And that even includes my own family members.
Both of my cousins have all boys, and I don't get to see them that often, so the five precious little ones were a bit shy at first when I tried talking to them on Thanksgiving. They are all still pretty young—from almost 9 years old to 3 or 4—and so they don't necessarily remember me all too well from past holidays and whatnot.
But that shyness quickly transformed into something else.
I don't even know how it all started, but the boys began pretending to be "spies" while I was peacefully watching football near the warm fire. I joined in, and soon I found myself hiding behind corners and trying to surprise attack them before they could do so to me. The next thing I knew, we were all upstairs with foam swords in our hands and beating one another senselessly. (Well, they were hitting me, and I was just using two swords to ward off their ambush.)
After probably too long—we were causing quite a ruckus in the house and possibly got in trouble for running through the kitchen—I finally told the boys that we were calling a truce. One shouted, "I don't even know what that means!" I explained it and essentially forced them to agree to a truce. Except the oldest. He couldn't be fooled into peace.
I went back downstairs and plopped myself in front of the game again, but it wasn't long before I had five or seven (I think some had two) foam swords pounding me on the head and in the face.
Apparently I needed to re-explain the meaning of the word "truce."
I started telling them I was not going to fight them—I would only support hearts and love. I put my hands in a heart shape, but the boys immediately began attempting to break it with their swords. And then they ran from me when I tried to hug them. So hugs became my new form of weaponry, apparently.
This proceeded for a long time until both sets of boys' mothers noticed what was going on. They informed their adorable (they are still so cute even when they're being mean) sons that boys are not to hit girls and that they needed to hug me. Then all five of them, a few begrudgingly, gave me hugs. From that moment, the true truce began, and we were friends again. We were family. They were sweet to me the rest of the evening, let me help them get food and stop a nosebleed, and all willingly hugged me again when I left for the night.

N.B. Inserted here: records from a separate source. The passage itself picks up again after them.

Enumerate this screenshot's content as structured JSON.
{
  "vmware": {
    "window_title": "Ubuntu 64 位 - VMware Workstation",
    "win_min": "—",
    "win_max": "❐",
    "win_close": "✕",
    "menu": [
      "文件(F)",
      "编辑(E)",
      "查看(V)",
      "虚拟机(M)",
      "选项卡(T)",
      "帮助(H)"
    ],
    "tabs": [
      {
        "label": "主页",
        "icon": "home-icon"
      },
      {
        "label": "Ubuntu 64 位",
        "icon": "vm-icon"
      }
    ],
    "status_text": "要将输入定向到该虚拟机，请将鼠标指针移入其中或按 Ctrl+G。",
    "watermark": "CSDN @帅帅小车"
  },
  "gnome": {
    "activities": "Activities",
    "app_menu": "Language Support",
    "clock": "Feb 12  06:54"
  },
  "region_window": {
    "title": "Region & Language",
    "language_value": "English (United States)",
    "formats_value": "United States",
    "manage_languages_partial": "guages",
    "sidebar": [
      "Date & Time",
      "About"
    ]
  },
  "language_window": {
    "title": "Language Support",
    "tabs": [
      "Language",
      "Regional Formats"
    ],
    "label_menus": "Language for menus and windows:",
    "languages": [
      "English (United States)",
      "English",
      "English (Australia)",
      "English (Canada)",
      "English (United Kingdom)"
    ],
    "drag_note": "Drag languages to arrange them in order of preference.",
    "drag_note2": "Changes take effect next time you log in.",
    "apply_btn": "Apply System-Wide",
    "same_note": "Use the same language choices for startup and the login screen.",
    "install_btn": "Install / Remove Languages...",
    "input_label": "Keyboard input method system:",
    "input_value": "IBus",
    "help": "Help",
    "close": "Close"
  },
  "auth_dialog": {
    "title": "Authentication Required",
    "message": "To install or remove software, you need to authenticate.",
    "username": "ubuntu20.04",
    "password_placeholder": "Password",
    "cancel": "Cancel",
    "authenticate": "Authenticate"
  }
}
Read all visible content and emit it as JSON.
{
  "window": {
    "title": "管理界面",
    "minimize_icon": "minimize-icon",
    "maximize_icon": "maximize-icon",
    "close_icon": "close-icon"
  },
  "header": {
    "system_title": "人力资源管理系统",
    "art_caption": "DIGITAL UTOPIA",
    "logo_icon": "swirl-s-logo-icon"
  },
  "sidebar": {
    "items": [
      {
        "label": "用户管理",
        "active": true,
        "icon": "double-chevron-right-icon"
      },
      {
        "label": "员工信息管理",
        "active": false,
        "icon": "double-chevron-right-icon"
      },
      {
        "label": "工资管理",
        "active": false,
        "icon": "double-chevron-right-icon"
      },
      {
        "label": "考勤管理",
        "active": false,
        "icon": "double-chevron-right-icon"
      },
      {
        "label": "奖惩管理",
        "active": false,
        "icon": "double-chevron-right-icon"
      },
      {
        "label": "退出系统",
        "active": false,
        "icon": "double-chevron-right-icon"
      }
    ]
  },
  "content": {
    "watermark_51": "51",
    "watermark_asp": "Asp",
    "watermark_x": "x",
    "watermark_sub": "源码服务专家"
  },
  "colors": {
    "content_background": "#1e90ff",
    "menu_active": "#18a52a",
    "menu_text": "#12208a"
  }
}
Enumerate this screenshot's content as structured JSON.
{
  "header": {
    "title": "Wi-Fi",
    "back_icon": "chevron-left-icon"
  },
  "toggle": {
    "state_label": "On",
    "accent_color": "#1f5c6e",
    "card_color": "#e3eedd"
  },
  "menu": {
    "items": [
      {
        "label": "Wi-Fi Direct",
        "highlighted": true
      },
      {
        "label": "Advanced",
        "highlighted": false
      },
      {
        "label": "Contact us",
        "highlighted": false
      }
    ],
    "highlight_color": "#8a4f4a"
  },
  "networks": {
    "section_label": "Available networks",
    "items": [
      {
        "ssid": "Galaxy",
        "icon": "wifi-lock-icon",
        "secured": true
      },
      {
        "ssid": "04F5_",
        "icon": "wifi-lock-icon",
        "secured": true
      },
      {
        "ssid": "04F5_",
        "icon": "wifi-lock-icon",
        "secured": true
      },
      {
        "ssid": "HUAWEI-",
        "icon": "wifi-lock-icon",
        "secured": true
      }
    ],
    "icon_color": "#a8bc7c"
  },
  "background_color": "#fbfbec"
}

I can't exactly speak for the boys, but I'm going to, anyway, and say that we were all happier when we were being kind. And I learned a few things from those boys that night:
Love warms the heart. I'm not going to lie, even though the boys turned on pretty much everyone (except for their moms and dads, my aunt, and my mom) and used their swords against my brother, my dad, and my uncle, I still didn't like being attacked by them. And it wasn't just because they were messing up my hair. But their hugs were so sweet that they made me forget all about the previous war atmosphere, and when the youngest kissed me on the cheek, my heart melted.
It's better to know people than show people. When you're trying to show people that you can outsmart them, you aren't helping anyone. But, when you're actually able to talk to people you can get to know so much more about them. It's hard to have meaningful conversations with others when you both have swords in your hands, and you can absolutely have a deep, quality chat with a young kid—even if it is about desserts.
Love always wins. When the boys were reminded by their mothers that they need to be kind and loving to people, their demeanors completely changed. Love sure won that battle pretty easily. No shocker there.
I've said it many times before, and I will never stop saying it: I love love. It's just such a wonderful thing, and it truly changes the way we make people feel. When we are hurtful to others, it causes hearts pain, and I can't imagine how it could truly make anyone feel joyous about treating someone else in such a negative way. But, when you love, there's a genuine warmth that can't be chilled. Sure, it's often challenging to love people, but I just don't see how it can ever be the wrong choice.
Hearts and love, people. Hearts and love.